We will now hear from our speakers in the order in which they appear in the program.

It is now my pleasure to introduce Madeleine Albright, our former Secretary of State and the chair of the National Democratic Institute, one of NED’s four core grantees. It was 21 years ago this week that Madeleine first met Havel. The occasion was NDI’s first visit to Prague. Madeleine, who was Vice-Chair of NDI at the time – she soon thereafter joined the NED Board -- went there with Tom Melia, who is also with us today.

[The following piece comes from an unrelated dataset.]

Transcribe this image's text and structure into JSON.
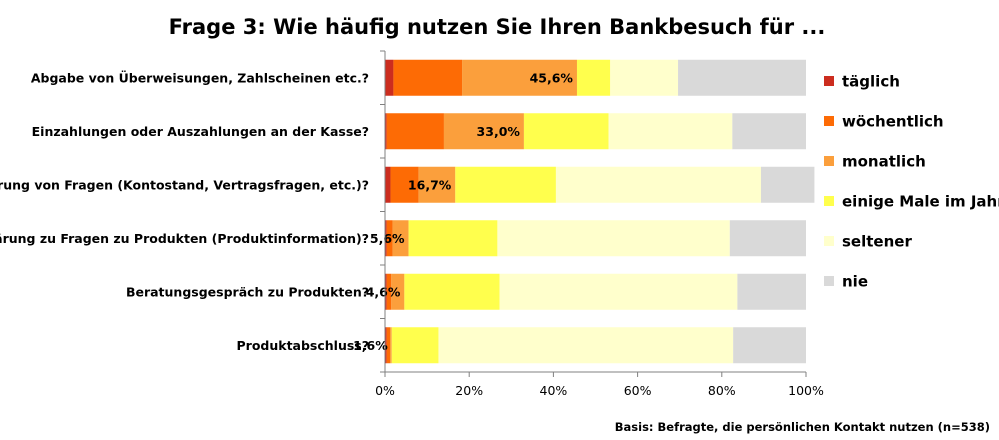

Havel had been elected President just the week before, and when they started reviewing for him how they might help and mentioned advice on developing an electoral law, Havel jumped in immediately and said “Get your experts here on Friday.” Seeing their stunned reaction, he compromised and said, “OK, Monday it is.” And so the friendship with Madeleine began. When Havel visited Washington later that month, Madeleine’s home was his advance office, and she prepped him on all the so-called “presentational” issues that he and his staff would have to be mindful of during his visit to our capital. I’m told by Ken Wollack that at one point Havel said, “Now there’s a staffer.” She soon became a little bit more than that.

To our Czech friends, let me note that we also mourn and remember today the Czech writer Josef Svorecky, Havel’s friend and ours, who died earlier this week.

A final word: Following Havel’s death, all but one Chinese news portal gave perfunctory or negative reports. The one exception, Netease, listed almost a thousand comments, the vast majority praising him for his contribution to Czech democracy and human rights around the world. Some 35,000 people voted on these comments, and the one that was the most popular was the response – “So completely well-said” – to Havel’s inaugural speech, in which he said, “For the last forty years your government has told you how great everything is and how many tons of steel you produce…I know you did not vote me in to repeat such lies to you. Your country has been given back to you, the people.” In keeping with Havel’s vision, let’s hope that China will be given back to the people, and Burma, Cuba, Iran, Belarus, Syria, Egypt, Ethiopia, Tibet, East Turkestan, even North Korea. There is much work to do to help bring happiness and glory to the dark corners of the world, as Havel did for his and other nations. With that thought, we bid farewell to our friends in Prague, and it’s my honor now to introduce the Czech Ambassador to the United States, Petr Gandalovic.